Technology in our vehicle
In order to participate successfully in the university competition "Carolo-Cup" of the TU Braunschweig, the vehicle has to find its way independently in a street environment that is based on reality. The aim is not only to keep its lane at high speeds and follow a specified target trajectory, but also to overtake vehicles, detect intersections and park between boxes. All those actions that are carried out intuitively by a person, e. g. those that require a lane change, must be carefully analyzed, adapted and implemented. From obstacle detection to the actual lane change, many decision levels have to pass through. This includes all those components from setting the turn signals to determining a new target trajectory. The overall system comprises the three disciplines of mechanics, electronics and software.
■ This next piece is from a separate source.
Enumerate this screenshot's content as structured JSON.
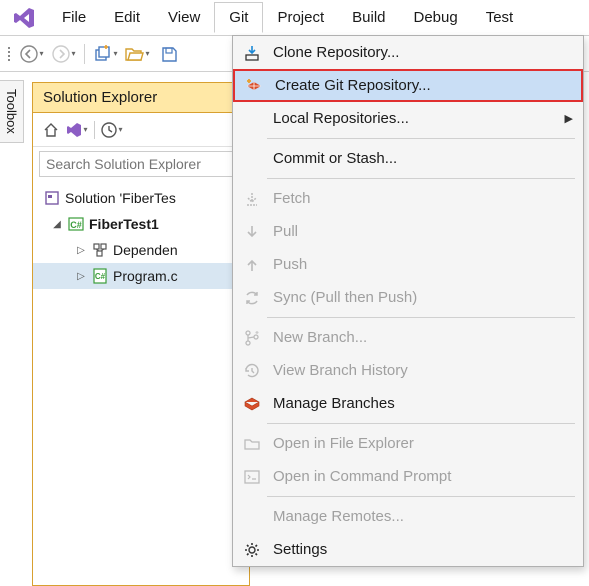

The mechanical design of our system is of enormous importance. It has been shown that a robust basic structure is indispensable for every autonomous vehicle. Different requirements have to be worked out and implemented in the mechanical concept. For example, it has been shown that a shortened wheelbase has advantages when parking. A special feature of our team is the simultaneous use of front and rear axle steering. In order to take advantage of this advantage, components must be manufactured in-house. For example, a base plate for the chassis, battery holder, a camera and a bracket for fixing the encoder etc. are required. We also evaluate and implement unusual drive concepts such as individual wheel drives for a torque vectoring concept.
Various sensors are required for the perception of the environment and the state of the autonomous driving model car. For example, a rotary encoder for speed measurement as well as sensors for acceleration and angular acceleration measurement are used to keep the vehicle on track and the associated trajectory sequence control. For obstacle detection and parking, the vehicle requires distance sensors to the front, rear and sideways. The required sensors are read out with the aid of a microcontroller on a circuit board. In addition, the actuators, such as the motor for driving or steering the vehicle, are controlled and regulated by microcontrollers.
The software is very versatile and has to meet different requirements depending on the area of application. From hard real-time systems based on microcontrollers for the control of the actuators to particularly processor-intensive image recognition algorithms and machine learning solutions, we have it all. The camera is the primary sensor for the environmental perception of our vehicle. The camera detects lanes, obstacles, intersections and parking spaces. The image recognition data is fused with the other sensor data and an environment is modeled from it. An optimal and physically meaningful trajectory is then generated. The controller concept used generates the required manipulated variables from the trajectory, which in turn are passed on to the electronics.
We value particular importance to good software engineering. A modular structure of our software enables the independent development and exchange of individual modules. We also use common version control tools and an automated test pipeline.